There was, therefore, as we understand this record, no definite statutory dedication of any particular quantity of ground for this street, and the proof fails to show a sufficient offer to dedicate any definite quantity, or such an acceptance of any offer in that regard as is necessary to constitute a common law dedication. Indeed, we are inclined to the belief that if the proof in respect of the plat were free of objection, the evidence shows such an abandonment by the public as would now preclude the opening of the street. See Peoria v. Johnston, 56 Ill. 51; Champlin v. Morgan, 20 id. 182; Town of Lewiston v. Proctor, 27 id. 418; Littler v. City of Lincoln, 106 id. 353.
An objection was urged against the plat on the ground that it was acknowledged improperly. If we have correctly understood the plat, and it is as we have stated, that question is immaterial, and we therefore forbear the expression of any opinion upon it.
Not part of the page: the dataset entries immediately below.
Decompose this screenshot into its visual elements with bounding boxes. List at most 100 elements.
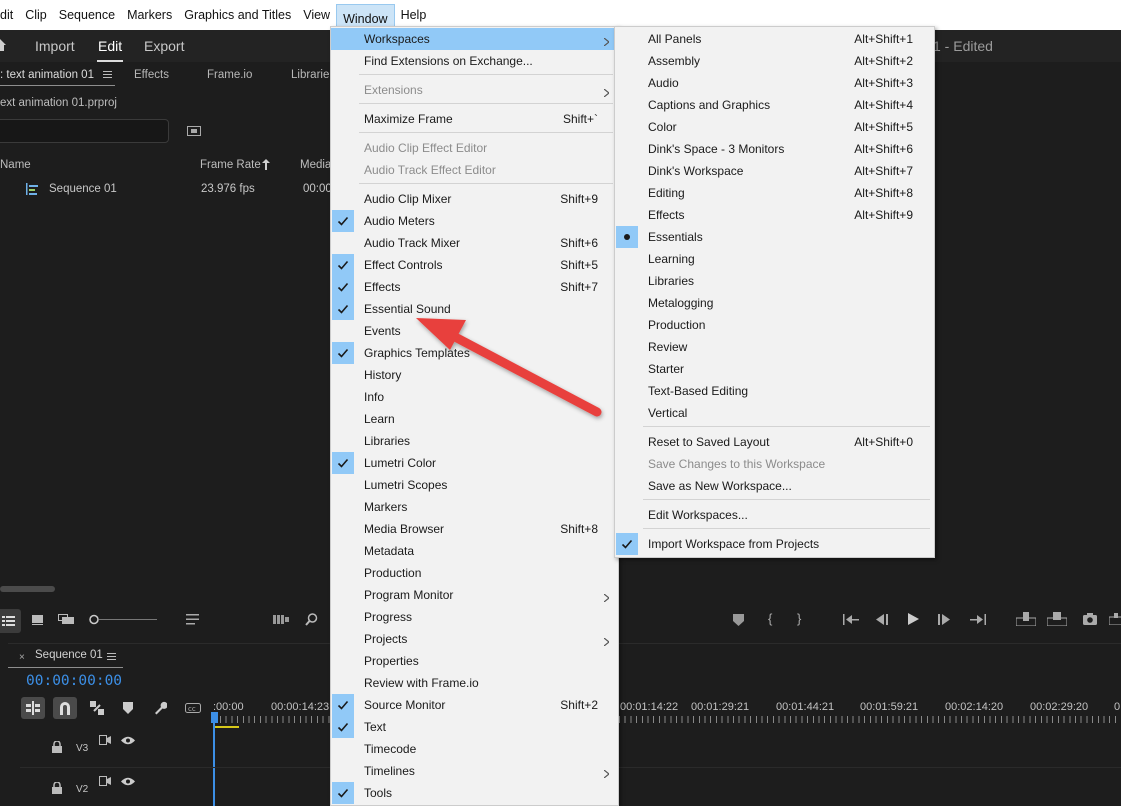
window-menu-item-properties[interactable]: Properties xyxy=(331,650,618,672)
workspace-item-audio[interactable]: Audio Alt+Shift+3 xyxy=(615,72,934,94)
button-editor-icon[interactable] xyxy=(1109,613,1121,625)
project-item-row[interactable]: Sequence 01 23.976 fps 00:00 xyxy=(0,180,332,200)
workspace-item-learning[interactable]: Learning xyxy=(615,248,934,270)
workspace-item-edit-workspaces[interactable]: Edit Workspaces... xyxy=(615,504,934,526)
add-marker-timeline-icon[interactable] xyxy=(123,702,133,714)
window-menu-item-audio-clip-mixer[interactable]: Audio Clip Mixer Shift+9 xyxy=(331,188,618,210)
workspace-item-reset-to-saved-layout[interactable]: Reset to Saved Layout Alt+Shift+0 xyxy=(615,431,934,453)
tab-export[interactable]: Export xyxy=(144,38,184,54)
tab-frameio[interactable]: Frame.io xyxy=(207,69,252,81)
column-name[interactable]: Name xyxy=(0,159,31,171)
window-menu-item-find-extensions-on-exchange[interactable]: Find Extensions on Exchange... xyxy=(331,50,618,72)
workspace-item-assembly[interactable]: Assembly Alt+Shift+2 xyxy=(615,50,934,72)
workspace-item-editing[interactable]: Editing Alt+Shift+8 xyxy=(615,182,934,204)
panel-menu-icon[interactable] xyxy=(103,71,112,78)
automate-to-sequence-icon[interactable] xyxy=(273,615,289,624)
window-menu-item-info[interactable]: Info xyxy=(331,386,618,408)
sort-icons-icon[interactable] xyxy=(186,614,199,625)
lock-icon[interactable] xyxy=(52,782,62,794)
play-icon[interactable] xyxy=(908,613,919,625)
project-search-input[interactable] xyxy=(0,119,169,143)
playhead-timecode[interactable]: 00:00:00:00 xyxy=(26,673,122,689)
window-menu-item-workspaces[interactable]: Workspaces xyxy=(331,28,618,50)
window-menu-item-history[interactable]: History xyxy=(331,364,618,386)
window-menu-item-review-with-frame-io[interactable]: Review with Frame.io xyxy=(331,672,618,694)
window-menu-item-audio-track-mixer[interactable]: Audio Track Mixer Shift+6 xyxy=(331,232,618,254)
menu-markers[interactable]: Markers xyxy=(121,0,178,30)
workspace-item-libraries[interactable]: Libraries xyxy=(615,270,934,292)
icon-view-icon[interactable] xyxy=(32,615,43,625)
mark-in-icon[interactable]: { xyxy=(768,611,772,626)
workspace-item-dink-s-space-3-monitors[interactable]: Dink's Space - 3 Monitors Alt+Shift+6 xyxy=(615,138,934,160)
workspace-item-all-panels[interactable]: All Panels Alt+Shift+1 xyxy=(615,28,934,50)
window-menu-item-source-monitor[interactable]: Source Monitor Shift+2 xyxy=(331,694,618,716)
tab-import[interactable]: Import xyxy=(35,38,75,54)
workspace-item-captions-and-graphics[interactable]: Captions and Graphics Alt+Shift+4 xyxy=(615,94,934,116)
window-menu-item-learn[interactable]: Learn xyxy=(331,408,618,430)
linked-selection-icon[interactable] xyxy=(90,701,104,715)
window-menu-item-libraries[interactable]: Libraries xyxy=(331,430,618,452)
workspace-item-text-based-editing[interactable]: Text-Based Editing xyxy=(615,380,934,402)
window-menu-item-production[interactable]: Production xyxy=(331,562,618,584)
window-menu-item-effect-controls[interactable]: Effect Controls Shift+5 xyxy=(331,254,618,276)
insert-icon[interactable] xyxy=(1016,612,1036,626)
captions-icon[interactable]: cc xyxy=(185,703,201,713)
workspace-item-starter[interactable]: Starter xyxy=(615,358,934,380)
tab-libraries[interactable]: Librarie xyxy=(291,69,329,81)
window-menu-item-effects[interactable]: Effects Shift+7 xyxy=(331,276,618,298)
menu-graphics-and-titles[interactable]: Graphics and Titles xyxy=(178,0,297,30)
window-menu-item-metadata[interactable]: Metadata xyxy=(331,540,618,562)
lock-icon[interactable] xyxy=(52,741,62,753)
timeline-settings-wrench-icon[interactable] xyxy=(153,701,167,715)
step-forward-icon[interactable] xyxy=(938,614,950,625)
workspace-item-effects[interactable]: Effects Alt+Shift+9 xyxy=(615,204,934,226)
zoom-slider[interactable] xyxy=(89,614,159,625)
workspace-item-review[interactable]: Review xyxy=(615,336,934,358)
workspace-item-color[interactable]: Color Alt+Shift+5 xyxy=(615,116,934,138)
window-menu-item-progress[interactable]: Progress xyxy=(331,606,618,628)
eye-icon[interactable] xyxy=(121,736,135,745)
workspace-item-production[interactable]: Production xyxy=(615,314,934,336)
find-icon[interactable] xyxy=(305,613,318,626)
window-menu-item-text[interactable]: Text xyxy=(331,716,618,738)
add-marker-icon[interactable] xyxy=(733,614,744,626)
sync-lock-icon[interactable] xyxy=(99,776,111,786)
window-menu-item-media-browser[interactable]: Media Browser Shift+8 xyxy=(331,518,618,540)
tab-project[interactable]: : text animation 01 xyxy=(0,69,94,81)
menu-sequence[interactable]: Sequence xyxy=(53,0,121,30)
step-back-icon[interactable] xyxy=(876,614,888,625)
workspace-item-save-as-new-workspace[interactable]: Save as New Workspace... xyxy=(615,475,934,497)
window-menu-item-program-monitor[interactable]: Program Monitor xyxy=(331,584,618,606)
window-menu-item-lumetri-color[interactable]: Lumetri Color xyxy=(331,452,618,474)
menu-window[interactable]: Window xyxy=(336,4,395,27)
mark-out-icon[interactable]: } xyxy=(797,611,801,626)
menu-edit[interactable]: dit xyxy=(0,0,19,30)
workspace-item-vertical[interactable]: Vertical xyxy=(615,402,934,424)
window-menu-item-tools[interactable]: Tools xyxy=(331,782,618,804)
new-bin-icon[interactable] xyxy=(187,125,201,136)
workspace-item-essentials[interactable]: Essentials xyxy=(615,226,934,248)
window-menu-item-audio-meters[interactable]: Audio Meters xyxy=(331,210,618,232)
window-menu-item-maximize-frame[interactable]: Maximize Frame Shift+` xyxy=(331,108,618,130)
window-menu-item-projects[interactable]: Projects xyxy=(331,628,618,650)
workspace-item-dink-s-workspace[interactable]: Dink's Workspace Alt+Shift+7 xyxy=(615,160,934,182)
eye-icon[interactable] xyxy=(121,777,135,786)
tab-edit[interactable]: Edit xyxy=(98,38,122,54)
workspace-item-metalogging[interactable]: Metalogging xyxy=(615,292,934,314)
snap-toggle[interactable] xyxy=(53,697,77,719)
tab-effects[interactable]: Effects xyxy=(134,69,169,81)
window-menu-item-essential-sound[interactable]: Essential Sound xyxy=(331,298,618,320)
column-media[interactable]: Media xyxy=(300,159,331,171)
export-frame-icon[interactable] xyxy=(1083,613,1097,625)
sync-lock-icon[interactable] xyxy=(99,735,111,745)
sequence-tab[interactable]: Sequence 01 xyxy=(35,649,103,661)
workspace-item-import-workspace-from-projects[interactable]: Import Workspace from Projects xyxy=(615,533,934,555)
window-menu-item-events[interactable]: Events xyxy=(331,320,618,342)
go-to-out-icon[interactable] xyxy=(970,614,986,625)
horizontal-scrollbar[interactable] xyxy=(0,586,55,592)
go-to-in-icon[interactable] xyxy=(843,614,859,625)
window-menu-item-graphics-templates[interactable]: Graphics Templates xyxy=(331,342,618,364)
list-view-button[interactable] xyxy=(0,609,21,633)
column-frame-rate[interactable]: Frame Rate xyxy=(200,159,261,171)
window-menu-item-markers[interactable]: Markers xyxy=(331,496,618,518)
It may be that there are block owners on other parts of this street who, as against Peck or his assignees, are entitled to have the street adjacent to their blocks kept open,—that Peck and his assignees are estopped to deny the existence of the street as respects their property. But we have held that the only property right which owners have in streets, as distinct from the public rights, is the right of access. (Chicago v. Union Building Association, 102 Ill. 379.) No such right is here affected, for the whole of these blocks were fenced in the first instance, and notwithstanding the change of ownership, the inclosure, as then made, has continued ever since. *226Blake, the owner of the north 211 feet, claims, as he shows in his testimony, the. ownership of any strip or street that there may be between that part of the blocks, and it is not shown, and it can not be presumed, that the owners of blocks in other parts of the street are or can be affected in their access to their property by the failure to open! this part of the street. In any event, however, for an injury to a purely private right the private party is alone entitled to sue. The village is only entitled to represent the public. Village of Fulton v. Mehrenfeld, 8 Ohio St. 446; Badeau v. Mead, 14 Barb. 339.
The judgment is affirmed.
Mr. Chief Justice Sheldon, dissenting.